Die Forschung geht unbestritten davon aus, dass sich die bulgarische Nation im 7.–10. Jh. aus der Verschmelzung dreier ethnischer Elemente bildete, nämlich der Thraker, Slawen und Protobulgaren. Die indogermanischen Thraker waren im 2. Jahrtausend v. Chr. eingewandert und es kam 450 v. Chr. sogar zur Bildung eines eigenen Reichs der Thraker, die nach Herodot zu den "zweitgrößten Völkern" der damaligen Zeit zählten. Auch wenn man diese Angabe nicht wörtlich nehmen kann, so waren die antiken Thraker gewiss ein großes Volk.
Nach makedonischer und keltischer Herrschaft gerieten die Thraker unter römische Herrschaft, während der sie ihre Identität ungeschmälert bewahren konnten, und als eigene sprachliche, ethnische und kulturelle Einheit angesehen wurden. Die Thraker, die stets als gute Soldaten galten, wurden noch von Kaiser Justinian (527–565) zu Tausenden für seine großen Feldzüge rekrutiert. Erst ab dem 6./7. jh. begann die thrakische Identität infolge der beginnenden Slawisierung der Balkanhalbinsel rasch zu schwinden.

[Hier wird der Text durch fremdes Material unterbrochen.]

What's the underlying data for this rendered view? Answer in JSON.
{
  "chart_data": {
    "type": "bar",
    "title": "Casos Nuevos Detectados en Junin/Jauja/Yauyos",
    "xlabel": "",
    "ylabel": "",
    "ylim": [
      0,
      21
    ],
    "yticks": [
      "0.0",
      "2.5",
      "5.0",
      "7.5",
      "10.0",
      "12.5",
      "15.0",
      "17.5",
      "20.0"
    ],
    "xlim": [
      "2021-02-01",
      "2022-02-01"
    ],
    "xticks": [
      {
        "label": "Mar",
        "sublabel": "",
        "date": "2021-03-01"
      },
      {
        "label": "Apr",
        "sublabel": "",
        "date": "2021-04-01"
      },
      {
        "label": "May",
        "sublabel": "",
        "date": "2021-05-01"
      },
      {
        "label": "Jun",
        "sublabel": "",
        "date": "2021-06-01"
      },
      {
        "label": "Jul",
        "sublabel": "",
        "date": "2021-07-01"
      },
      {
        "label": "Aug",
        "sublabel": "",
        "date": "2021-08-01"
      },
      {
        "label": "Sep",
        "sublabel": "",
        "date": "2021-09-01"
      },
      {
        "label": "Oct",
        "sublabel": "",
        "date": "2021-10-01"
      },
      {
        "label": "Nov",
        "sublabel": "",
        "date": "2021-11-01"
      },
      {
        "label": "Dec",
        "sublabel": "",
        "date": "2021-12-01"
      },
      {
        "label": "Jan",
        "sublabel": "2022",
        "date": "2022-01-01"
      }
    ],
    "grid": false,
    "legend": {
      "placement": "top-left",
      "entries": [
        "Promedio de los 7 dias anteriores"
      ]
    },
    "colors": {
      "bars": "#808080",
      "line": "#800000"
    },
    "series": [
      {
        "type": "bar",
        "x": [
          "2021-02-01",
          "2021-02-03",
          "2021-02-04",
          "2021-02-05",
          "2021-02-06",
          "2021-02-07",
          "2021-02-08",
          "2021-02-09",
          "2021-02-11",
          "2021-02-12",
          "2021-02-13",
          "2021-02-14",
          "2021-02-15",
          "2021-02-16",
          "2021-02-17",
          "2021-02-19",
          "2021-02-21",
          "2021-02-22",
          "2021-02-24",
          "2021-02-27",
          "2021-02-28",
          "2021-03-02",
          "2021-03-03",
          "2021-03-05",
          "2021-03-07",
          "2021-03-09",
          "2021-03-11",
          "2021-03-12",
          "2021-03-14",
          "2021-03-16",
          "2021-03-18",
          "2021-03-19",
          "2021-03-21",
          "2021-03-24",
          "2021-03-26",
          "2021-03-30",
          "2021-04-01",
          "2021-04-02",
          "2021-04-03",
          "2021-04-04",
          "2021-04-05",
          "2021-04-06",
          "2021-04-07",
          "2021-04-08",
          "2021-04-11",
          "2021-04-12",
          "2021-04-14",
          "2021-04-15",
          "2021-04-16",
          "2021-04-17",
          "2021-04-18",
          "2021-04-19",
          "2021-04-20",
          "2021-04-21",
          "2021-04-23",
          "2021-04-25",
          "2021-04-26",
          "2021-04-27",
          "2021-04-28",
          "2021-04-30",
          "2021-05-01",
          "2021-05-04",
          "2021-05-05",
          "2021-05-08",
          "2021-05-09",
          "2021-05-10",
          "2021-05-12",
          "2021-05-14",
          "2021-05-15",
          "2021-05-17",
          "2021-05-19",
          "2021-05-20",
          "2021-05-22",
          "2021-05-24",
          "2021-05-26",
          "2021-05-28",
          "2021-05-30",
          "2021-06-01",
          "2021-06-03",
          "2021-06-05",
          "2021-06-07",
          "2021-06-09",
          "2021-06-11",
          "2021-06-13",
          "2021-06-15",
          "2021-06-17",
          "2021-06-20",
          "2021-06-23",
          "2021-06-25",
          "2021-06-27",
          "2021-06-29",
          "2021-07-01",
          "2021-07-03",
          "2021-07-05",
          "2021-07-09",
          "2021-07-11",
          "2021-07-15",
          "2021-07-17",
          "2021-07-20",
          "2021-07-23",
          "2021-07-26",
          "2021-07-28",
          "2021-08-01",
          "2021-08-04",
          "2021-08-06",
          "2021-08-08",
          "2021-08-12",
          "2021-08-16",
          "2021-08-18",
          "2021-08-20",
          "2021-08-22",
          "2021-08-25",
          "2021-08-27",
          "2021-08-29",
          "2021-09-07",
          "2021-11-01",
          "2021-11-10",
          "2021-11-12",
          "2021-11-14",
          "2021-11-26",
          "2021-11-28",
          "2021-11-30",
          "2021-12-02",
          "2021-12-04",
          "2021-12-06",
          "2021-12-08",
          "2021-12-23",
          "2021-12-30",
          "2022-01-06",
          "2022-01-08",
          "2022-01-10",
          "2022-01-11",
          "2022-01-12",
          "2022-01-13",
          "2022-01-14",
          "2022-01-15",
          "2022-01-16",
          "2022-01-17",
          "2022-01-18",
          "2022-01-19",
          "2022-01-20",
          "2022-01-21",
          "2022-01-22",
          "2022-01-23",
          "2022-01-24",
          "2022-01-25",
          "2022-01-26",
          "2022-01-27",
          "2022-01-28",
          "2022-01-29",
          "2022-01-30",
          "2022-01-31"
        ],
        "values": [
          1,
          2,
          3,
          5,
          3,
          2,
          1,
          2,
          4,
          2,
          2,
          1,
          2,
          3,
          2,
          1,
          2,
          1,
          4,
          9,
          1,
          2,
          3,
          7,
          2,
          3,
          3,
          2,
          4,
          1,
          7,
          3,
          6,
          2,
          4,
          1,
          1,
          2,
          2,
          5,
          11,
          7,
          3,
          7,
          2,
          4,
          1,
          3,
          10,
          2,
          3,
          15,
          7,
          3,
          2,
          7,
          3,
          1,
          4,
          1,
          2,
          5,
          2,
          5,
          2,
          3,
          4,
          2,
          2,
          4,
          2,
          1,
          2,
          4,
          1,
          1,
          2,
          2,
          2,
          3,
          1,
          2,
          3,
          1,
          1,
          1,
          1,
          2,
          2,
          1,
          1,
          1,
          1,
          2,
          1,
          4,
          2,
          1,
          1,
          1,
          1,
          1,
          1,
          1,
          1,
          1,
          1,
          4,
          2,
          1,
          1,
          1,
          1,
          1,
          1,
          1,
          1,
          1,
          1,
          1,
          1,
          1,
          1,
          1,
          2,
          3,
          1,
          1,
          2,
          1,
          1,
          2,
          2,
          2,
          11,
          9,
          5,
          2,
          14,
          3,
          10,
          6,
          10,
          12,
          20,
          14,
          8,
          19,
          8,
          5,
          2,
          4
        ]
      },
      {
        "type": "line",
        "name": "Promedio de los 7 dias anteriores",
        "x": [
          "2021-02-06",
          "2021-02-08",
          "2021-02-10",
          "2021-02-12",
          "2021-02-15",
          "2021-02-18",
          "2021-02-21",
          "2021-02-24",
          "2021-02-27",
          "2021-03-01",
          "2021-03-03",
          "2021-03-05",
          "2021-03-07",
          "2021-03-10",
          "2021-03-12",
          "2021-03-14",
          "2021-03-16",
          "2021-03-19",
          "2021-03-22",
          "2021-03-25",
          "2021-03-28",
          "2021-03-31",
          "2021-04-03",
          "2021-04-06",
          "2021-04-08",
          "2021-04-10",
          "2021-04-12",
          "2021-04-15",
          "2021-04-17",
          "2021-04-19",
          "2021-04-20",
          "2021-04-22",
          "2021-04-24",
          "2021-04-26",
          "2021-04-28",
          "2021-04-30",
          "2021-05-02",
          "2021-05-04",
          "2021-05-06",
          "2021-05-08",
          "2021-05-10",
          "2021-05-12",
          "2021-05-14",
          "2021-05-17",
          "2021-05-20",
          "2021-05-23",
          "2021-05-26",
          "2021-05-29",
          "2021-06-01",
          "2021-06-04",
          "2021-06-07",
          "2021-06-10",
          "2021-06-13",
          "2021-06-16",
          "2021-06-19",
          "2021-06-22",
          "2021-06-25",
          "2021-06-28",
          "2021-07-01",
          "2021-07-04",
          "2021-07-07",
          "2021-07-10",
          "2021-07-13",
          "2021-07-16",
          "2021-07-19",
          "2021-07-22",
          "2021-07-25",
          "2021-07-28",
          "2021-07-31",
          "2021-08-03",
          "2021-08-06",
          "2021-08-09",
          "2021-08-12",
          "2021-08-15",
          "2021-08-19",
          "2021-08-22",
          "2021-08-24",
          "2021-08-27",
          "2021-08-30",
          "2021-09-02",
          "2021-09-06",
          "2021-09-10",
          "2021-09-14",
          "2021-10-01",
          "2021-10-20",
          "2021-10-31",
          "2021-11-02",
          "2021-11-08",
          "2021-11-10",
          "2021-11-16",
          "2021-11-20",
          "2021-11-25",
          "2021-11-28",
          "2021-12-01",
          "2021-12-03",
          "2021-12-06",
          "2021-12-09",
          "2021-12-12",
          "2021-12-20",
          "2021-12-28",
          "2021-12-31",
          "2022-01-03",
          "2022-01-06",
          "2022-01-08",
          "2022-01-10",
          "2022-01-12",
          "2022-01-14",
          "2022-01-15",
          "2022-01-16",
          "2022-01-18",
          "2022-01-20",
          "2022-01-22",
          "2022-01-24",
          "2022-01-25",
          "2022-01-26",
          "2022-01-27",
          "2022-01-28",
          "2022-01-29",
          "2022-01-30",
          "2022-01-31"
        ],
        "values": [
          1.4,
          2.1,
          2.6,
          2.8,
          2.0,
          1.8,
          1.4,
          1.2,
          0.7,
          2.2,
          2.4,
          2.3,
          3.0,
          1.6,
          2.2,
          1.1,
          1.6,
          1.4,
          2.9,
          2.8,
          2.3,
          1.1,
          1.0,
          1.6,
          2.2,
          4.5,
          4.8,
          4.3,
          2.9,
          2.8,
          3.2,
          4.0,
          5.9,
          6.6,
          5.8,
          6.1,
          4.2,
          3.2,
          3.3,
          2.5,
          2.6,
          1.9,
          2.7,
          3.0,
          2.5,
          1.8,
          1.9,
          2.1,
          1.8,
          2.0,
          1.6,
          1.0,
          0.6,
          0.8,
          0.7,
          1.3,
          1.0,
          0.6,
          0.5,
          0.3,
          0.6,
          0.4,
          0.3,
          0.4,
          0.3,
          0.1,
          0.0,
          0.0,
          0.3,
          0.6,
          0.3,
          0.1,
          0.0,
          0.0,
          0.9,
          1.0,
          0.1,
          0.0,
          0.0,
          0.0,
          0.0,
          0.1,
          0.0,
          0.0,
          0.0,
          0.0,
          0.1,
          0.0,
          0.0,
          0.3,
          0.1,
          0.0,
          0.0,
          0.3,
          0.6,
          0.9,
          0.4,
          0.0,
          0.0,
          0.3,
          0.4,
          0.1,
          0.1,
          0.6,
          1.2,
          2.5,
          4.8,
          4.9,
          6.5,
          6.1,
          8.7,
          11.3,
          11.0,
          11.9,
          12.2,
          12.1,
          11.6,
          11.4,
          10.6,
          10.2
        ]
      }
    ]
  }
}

Nach all diesen Vorgängen muss man annehmen, dass der Anteil der Thraker an der Ethnogenese beträchtlich gewesen sein muss, auch wenn sich schließlich die slawische Sprache durchsetzte. Den Anteil der Protobulgaren würde ich hingegen geringer einschätzen; sie bildeten vermutlich nur eine dünne Oberschicht, die im 8./9. Jh. ebenfalls im Schmelztiegel des neuen Volks verschwand. Immerhin liehen sie der neuen Nation ihren Namen!
Germanische Reiche der Völkerwanderung hat es im Raum des heutigen Bulgarien nicht gegeben. Das Reich der Gepiden entstand in Ungarn und Rumänien, während die Westgoten den Balkan lediglich plündernd durchzogen und dann nach Westen Richtung Italien/Südfrankreich abwanderten. Die Ostgoten verlagerten nach dem Hunneneinfall ihre Sitze nach Pannonien (Westungarn), von wo aus sie dann Italien unterwarfen.